On Lucretius: The Man Who Changed the World
One happy day in the year 1417, with the mind of Europe still firmly in the grip of the Dark Ages, a fellow named Poggio Bracciolini was mucking around in the Benedictine library at Fulda in present-day Germany. He reached out his hand and pulled off the musty shelves a volume which, to his astonishment, contained a remarkable poem written almost 1,500 years earlier.
Poggio was struck by the power of the verses he read in the first few pages, and he knew that the poem ought to be preserved and brought to wider notice. Poggio was an energetic lost-manuscript hunter and, as secretary to Pope Martin V, was one of perhaps 50 people alive in 1417 who had ever even heard the name “Lucretius.”
Luckily for us, Poggio read no further in his new-found manuscript, because if he had done so he certainly would have burned the book forthwith.
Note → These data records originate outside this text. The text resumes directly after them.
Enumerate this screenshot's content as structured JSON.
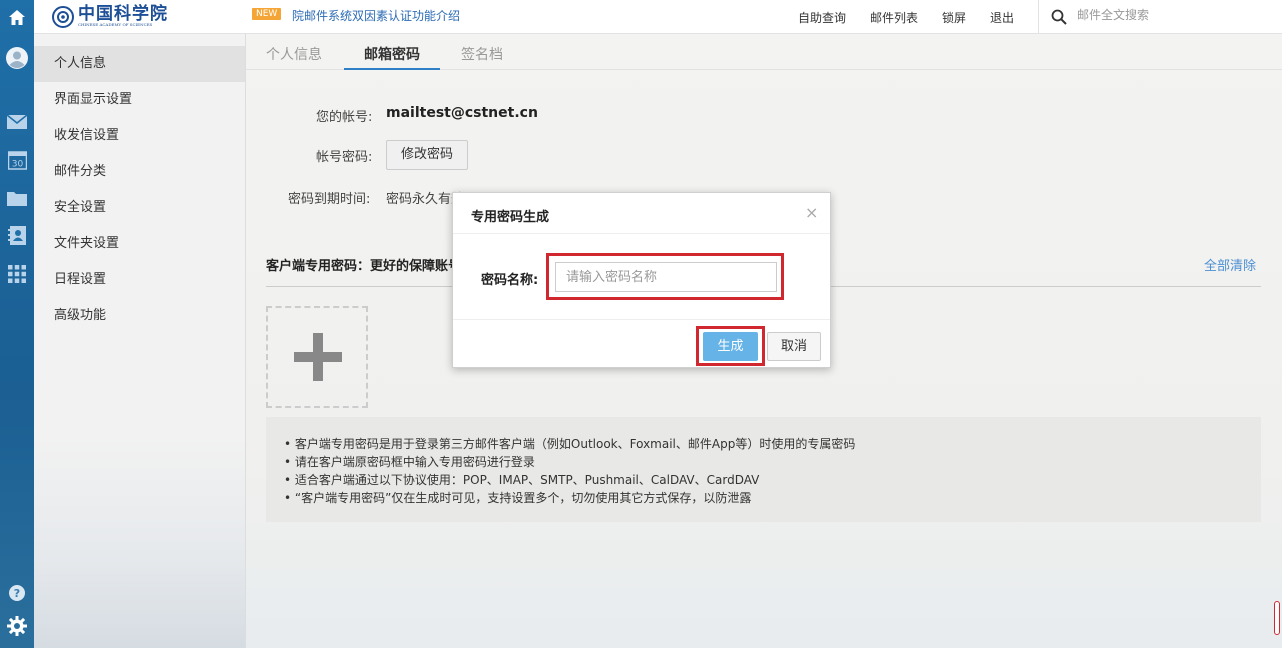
{
  "header": {
    "logo_text": "中国科学院",
    "logo_sub": "CHINESE ACADEMY OF SCIENCES",
    "badge": "NEW",
    "notice": "院邮件系统双因素认证功能介绍",
    "nav": [
      "自助查询",
      "邮件列表",
      "锁屏",
      "退出"
    ],
    "search_placeholder": "邮件全文搜索"
  },
  "rail": {
    "icons": [
      "home-icon",
      "avatar-icon",
      "mail-icon",
      "calendar-icon",
      "folder-icon",
      "contacts-icon",
      "apps-icon",
      "help-icon",
      "settings-icon"
    ],
    "calendar_day": "30"
  },
  "sidebar": {
    "items": [
      "个人信息",
      "界面显示设置",
      "收发信设置",
      "邮件分类",
      "安全设置",
      "文件夹设置",
      "日程设置",
      "高级功能"
    ],
    "active_index": 0
  },
  "tabs": [
    "个人信息",
    "邮箱密码",
    "签名档"
  ],
  "account": {
    "account_label": "您的帐号:",
    "account_value": "mailtest@cstnet.cn",
    "password_label": "帐号密码:",
    "change_password_button": "修改密码",
    "expiry_label": "密码到期时间:",
    "expiry_value": "密码永久有效"
  },
  "client_password": {
    "title": "客户端专用密码：更好的保障账号安全",
    "clear_all": "全部清除"
  },
  "tips": [
    "• 客户端专用密码是用于登录第三方邮件客户端（例如Outlook、Foxmail、邮件App等）时使用的专属密码",
    "• 请在客户端原密码框中输入专用密码进行登录",
    "• 适合客户端通过以下协议使用：POP、IMAP、SMTP、Pushmail、CalDAV、CardDAV",
    "• “客户端专用密码”仅在生成时可见，支持设置多个，切勿使用其它方式保存，以防泄露"
  ],
  "dialog": {
    "title": "专用密码生成",
    "close": "×",
    "name_label": "密码名称:",
    "name_placeholder": "请输入密码名称",
    "name_value": "",
    "generate_button": "生成",
    "cancel_button": "取消"
  },
  "colors": {
    "rail": "#1f6fa8",
    "accent": "#2f7fc7",
    "primary_button": "#66b3e8",
    "highlight": "#d0282e",
    "link": "#4b8fd3"
  }
}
The poem Poggio had unearthed, De Rerum Natura, would explode everything Poggio believed and, for that matter, the entire world view that constituted the received wisdom of the Dark Ages.
It is hardly an exaggeration to say that De Rerum Natura, or DRN, as it is universally known in the scholarly literature, almost singlehandedly launched the epoch we now call the Renaissance, the explosion of creativity in the arts and sciences that began roughly in 1500. As Ellen Goodman might have put it, De Rerum Natura “worked like a karate chop on the weary little world” of medieval scholasticism.
Without DRN we would not have da Vinci, Machiavelli (who made a copy of DRN for himself), Bacon, Galileo, or beyond them to Dante, John Donne, Edmund Spenser, Ben Jonson (whose copy of DRN is at Harvard), Montaigne (whose Essays quoted extensively from DRN), or Shakespeare himself. Jefferson owned no fewer than eight copies of the poem.
DRN (the title is generally translated as “On the Nature of Things”) was written in the first century BCE by an obscure fellow named Titus Lucretius Carus, a contemporary of Cicero, Virgil, and Pompey. We know virtually nothing about Lucretius, and much of what we thought we knew turns out to be wrong.
For example, in the fourth century St. Jerome, intent on destroying Lucretius’s reputation, claimed that Lucretius had taken a love potion, gone mad and committed suicide. This romantic nonsense was almost certainly invented, but it dogged Lucretius’s reputation for centuries. (Today, of course, St. Jerome’s libel would have made Lucretius an instant social media star.)
Poggio almost certainly believed the slander, and he probably assumed that Lucretius was one of those rakish scoundrel poets like Sappho or Catullus (those two being, Poggio notwithstanding, two of the greatest poets who ever lived).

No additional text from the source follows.